Uric Acid

Uric acid is the end product of purine metabolism in humans. Unlike most mammals, humans lack the enzyme uricase, which means we cannot break down uric acid further — it must be excreted by the kidneys. This evolutionary quirk makes humans uniquely susceptible to hyperuricemia (elevated uric acid) and its consequences.

While gout (painful crystal deposition in joints) is the most well-known consequence of elevated uric acid, research has revealed that uric acid is far more than a gout marker. Elevated uric acid directly damages blood vessel endothelium, activates the renin-angiotensin system (raising blood pressure), promotes insulin resistance through intracellular oxidative stress, and contributes to kidney damage through crystal deposition in renal tubules. These mechanisms make uric acid a modifiable driver of hypertension, metabolic syndrome, and chronic kidney disease.
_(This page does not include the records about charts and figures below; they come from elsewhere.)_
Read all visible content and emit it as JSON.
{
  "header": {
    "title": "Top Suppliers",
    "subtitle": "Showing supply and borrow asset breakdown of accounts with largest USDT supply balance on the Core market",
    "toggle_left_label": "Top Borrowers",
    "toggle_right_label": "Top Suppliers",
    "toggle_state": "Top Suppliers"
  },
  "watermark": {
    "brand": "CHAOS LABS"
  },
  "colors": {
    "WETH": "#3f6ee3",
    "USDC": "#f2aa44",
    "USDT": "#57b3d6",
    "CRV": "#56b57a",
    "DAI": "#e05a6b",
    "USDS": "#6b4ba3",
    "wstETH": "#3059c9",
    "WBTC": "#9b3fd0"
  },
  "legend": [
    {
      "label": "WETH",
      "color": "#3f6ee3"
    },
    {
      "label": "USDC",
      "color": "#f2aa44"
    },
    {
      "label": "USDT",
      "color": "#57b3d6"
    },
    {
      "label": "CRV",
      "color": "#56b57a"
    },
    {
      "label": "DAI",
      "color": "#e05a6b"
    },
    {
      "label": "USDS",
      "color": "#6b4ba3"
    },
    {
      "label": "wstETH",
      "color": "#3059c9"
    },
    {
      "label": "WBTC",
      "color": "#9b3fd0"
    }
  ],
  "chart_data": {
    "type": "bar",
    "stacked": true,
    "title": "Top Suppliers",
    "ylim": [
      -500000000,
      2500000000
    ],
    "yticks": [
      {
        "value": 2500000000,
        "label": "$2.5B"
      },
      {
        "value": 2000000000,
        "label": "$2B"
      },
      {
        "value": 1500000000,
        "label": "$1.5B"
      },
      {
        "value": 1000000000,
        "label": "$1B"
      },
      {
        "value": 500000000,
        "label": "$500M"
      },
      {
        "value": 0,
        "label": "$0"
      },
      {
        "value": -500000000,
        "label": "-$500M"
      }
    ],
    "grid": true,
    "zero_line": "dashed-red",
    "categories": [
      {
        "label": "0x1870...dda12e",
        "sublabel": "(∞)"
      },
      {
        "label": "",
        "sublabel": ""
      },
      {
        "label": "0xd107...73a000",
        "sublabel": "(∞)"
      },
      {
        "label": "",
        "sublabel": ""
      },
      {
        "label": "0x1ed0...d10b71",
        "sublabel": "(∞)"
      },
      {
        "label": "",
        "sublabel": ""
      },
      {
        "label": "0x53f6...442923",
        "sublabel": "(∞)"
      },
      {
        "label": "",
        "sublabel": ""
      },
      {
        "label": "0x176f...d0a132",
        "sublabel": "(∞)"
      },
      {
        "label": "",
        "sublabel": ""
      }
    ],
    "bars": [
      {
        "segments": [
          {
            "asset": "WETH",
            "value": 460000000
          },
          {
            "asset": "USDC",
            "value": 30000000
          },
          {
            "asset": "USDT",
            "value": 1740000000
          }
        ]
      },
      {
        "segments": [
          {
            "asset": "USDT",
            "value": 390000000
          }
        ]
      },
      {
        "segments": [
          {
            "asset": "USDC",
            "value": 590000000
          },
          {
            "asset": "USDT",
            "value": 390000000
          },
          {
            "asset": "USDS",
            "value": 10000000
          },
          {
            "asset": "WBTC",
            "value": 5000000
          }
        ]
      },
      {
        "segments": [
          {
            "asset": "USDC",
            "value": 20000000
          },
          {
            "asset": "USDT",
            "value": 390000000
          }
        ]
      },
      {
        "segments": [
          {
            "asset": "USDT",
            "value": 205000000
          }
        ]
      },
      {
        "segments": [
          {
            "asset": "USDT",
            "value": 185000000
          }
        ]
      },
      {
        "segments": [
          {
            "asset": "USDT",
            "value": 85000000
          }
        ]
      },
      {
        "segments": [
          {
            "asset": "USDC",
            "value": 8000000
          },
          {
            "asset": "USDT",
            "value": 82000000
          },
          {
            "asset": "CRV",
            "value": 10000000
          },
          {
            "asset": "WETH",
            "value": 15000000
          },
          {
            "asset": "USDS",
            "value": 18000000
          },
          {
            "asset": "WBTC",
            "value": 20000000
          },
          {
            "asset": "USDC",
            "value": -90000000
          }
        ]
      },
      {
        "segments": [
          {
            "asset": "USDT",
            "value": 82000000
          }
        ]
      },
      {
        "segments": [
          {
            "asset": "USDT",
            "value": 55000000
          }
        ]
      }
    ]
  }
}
Dietary purines (from organ meats, shellfish, and beer) contribute to uric acid levels, but fructose is an often-overlooked driver — fructose metabolism in the liver directly generates uric acid through ATP depletion and purine degradation. Reducing fructose intake (particularly from sugar-sweetened beverages and processed foods), moderating alcohol consumption (especially beer), staying well-hydrated, and maintaining a healthy weight are the most effective lifestyle strategies for lowering uric acid.